Ogni cosa tende a perseverare nel proprio sforzo ad auto conservarsi. Quando questo sforzo si riferisce solo
alla mente è detto Volontà, quando anche al corpo detto Appetito, Quando l’Appetito è cosciente di sé (vuol
dire che c’hai fame) è detto Cupidità. Da ciò segue la Letizia che è l’emozione connessa al passaggio da una
perfezione minore ad una maggiore e la Tristezza, ovvero il contrario. Dagli affetti primari (Letizia e Tristezza)
derivano gli affetti secondari e le passioni. Anche il bene e il male derivano dagli affetti primari, ma sono
qualità relative alla Cupidità, il bene è fonte di Letizia, il male di Tristezza.
Lo sforzo di autoconservazione è la comune legge di comportamento di tutti gli esseri viventi e si identifica
con la ricerca del proprio utile. Per questo è impossibile sottrarsi al determinismo naturale e il libero
arbitrio è solo un’illusione. La libertà per Spinoza è quella di porsi come soggetto attivo e non solamente
passivo della propria tendenza di autoconservazione e non mettere da parte il determinismo. L’uomo deve
agire per l’utile in modo intelligente e lungimirante liberandosi dalla schiavitù delle passioni. La virtù è una
tecnica razionale del ben vivere, cioè lo sforzo di autoconservazione divenuto cosciente di se e saggiamente
diretto. La ragione può vincere le emozioni distruttive solo facendosi essa stessa emozione. Vi sono affetti
sempre buoni, sempre cattivi o altri che sono buoni o cattivi a seconda della loro misura. Fra gli affetti criticati
da Spinoza ci sono: la compassione (il facile commuoversi), l’umiltà (forma d’impotenza) e il pentimento
(l’inutile indugiare su un errore commesso). Spinoza biasima anche ogni forma di paura o timore.
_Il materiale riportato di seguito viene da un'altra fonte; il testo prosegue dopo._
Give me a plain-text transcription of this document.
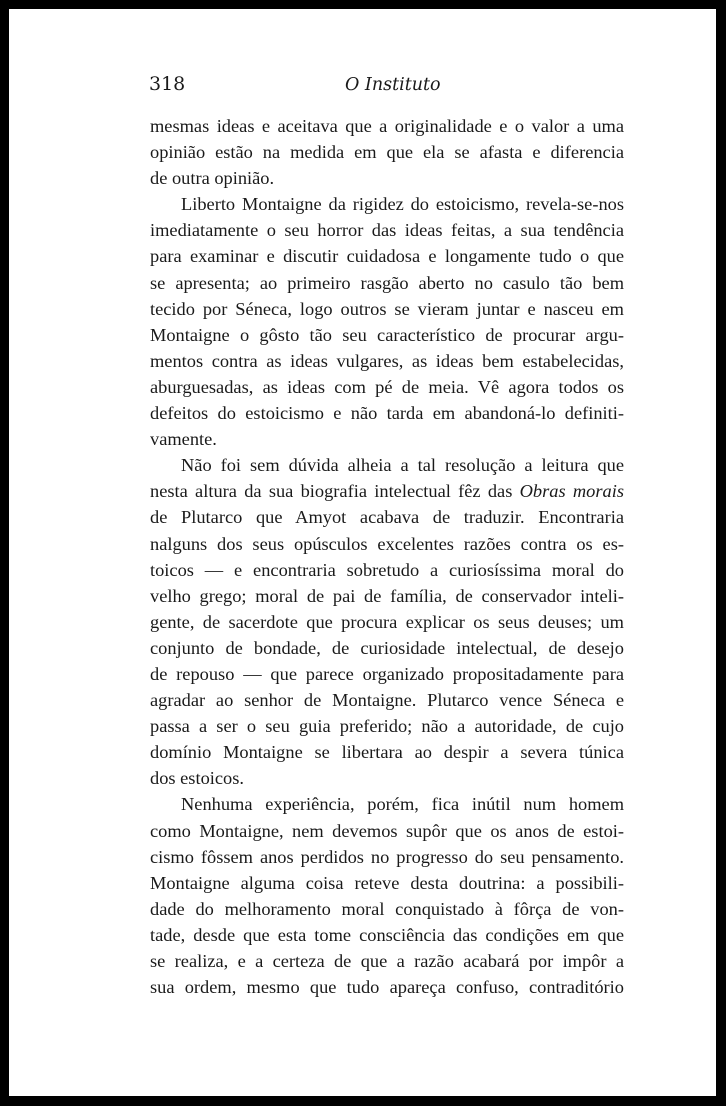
318	O Instituto
mesmas ideas e aceitava que a originalidade e o valor a uma
opinião estão na medida em que ela se afasta e diferencia
de outra opinião.
Liberto Montaigne da rigidez do estoicismo, revela-se-nos
imediatamente o seu horror das ideas feitas, a sua tendência
para examinar e discutir cuidadosa e longamente tudo o que
se apresenta; ao primeiro rasgão aberto no casulo tão bem
tecido por Séneca, logo outros se vieram juntar e nasceu em
Montaigne o gôsto tão seu característico de procurar argu-
mentos contra as ideas vulgares, as ideas bem estabelecidas,
aburguesadas, as ideas com pé de meia. Vê agora todos os
defeitos do estoicismo e não tarda em abandoná-lo definiti-
vamente.
Não foi sem dúvida alheia a tal resolução a leitura que
nesta altura da sua biografia intelectual fêz das Obras morais
de Plutarco que Amyot acabava de traduzir. Encontraria
nalguns dos seus opúsculos excelentes razões contra os es-
toicos — e encontraria sobretudo a curiosíssima moral do
velho grego; moral de pai de família, de conservador inteli-
gente, de sacerdote que procura explicar os seus deuses; um
conjunto de bondade, de curiosidade intelectual, de desejo
de repouso — que parece organizado propositadamente para
agradar ao senhor de Montaigne. Plutarco vence Séneca e
passa a ser o seu guia preferido; não a autoridade, de cujo
domínio Montaigne se libertara ao despir a severa túnica
dos estoicos.
Nenhuma experiência, porém, fica inútil num homem
como Montaigne, nem devemos supôr que os anos de estoi-
cismo fôssem anos perdidos no progresso do seu pensamento.
Montaigne alguma coisa reteve desta doutrina: a possibili-
dade do melhoramento moral conquistado à fôrça de von-
tade, desde que esta tome consciência das condições em que
se realiza, e a certeza de que a razão acabará por impôr a
sua ordem, mesmo que tudo apareça confuso, contraditório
Per Spinoza l’uomo morale è anche uomo sociale, in quanto la ragione spinge l’individuo ad unirsi ai suoi
simili, per meglio conseguire l’utile collettivo. La liberazione etica dalle passioni non costituisce l’ultimo
gradino dell’elevazione dell’uomo, che si ha soltanto con la contemplazione del Dio-Natura, con ciò che
Spinoza chiama amore intellettuale di Dio.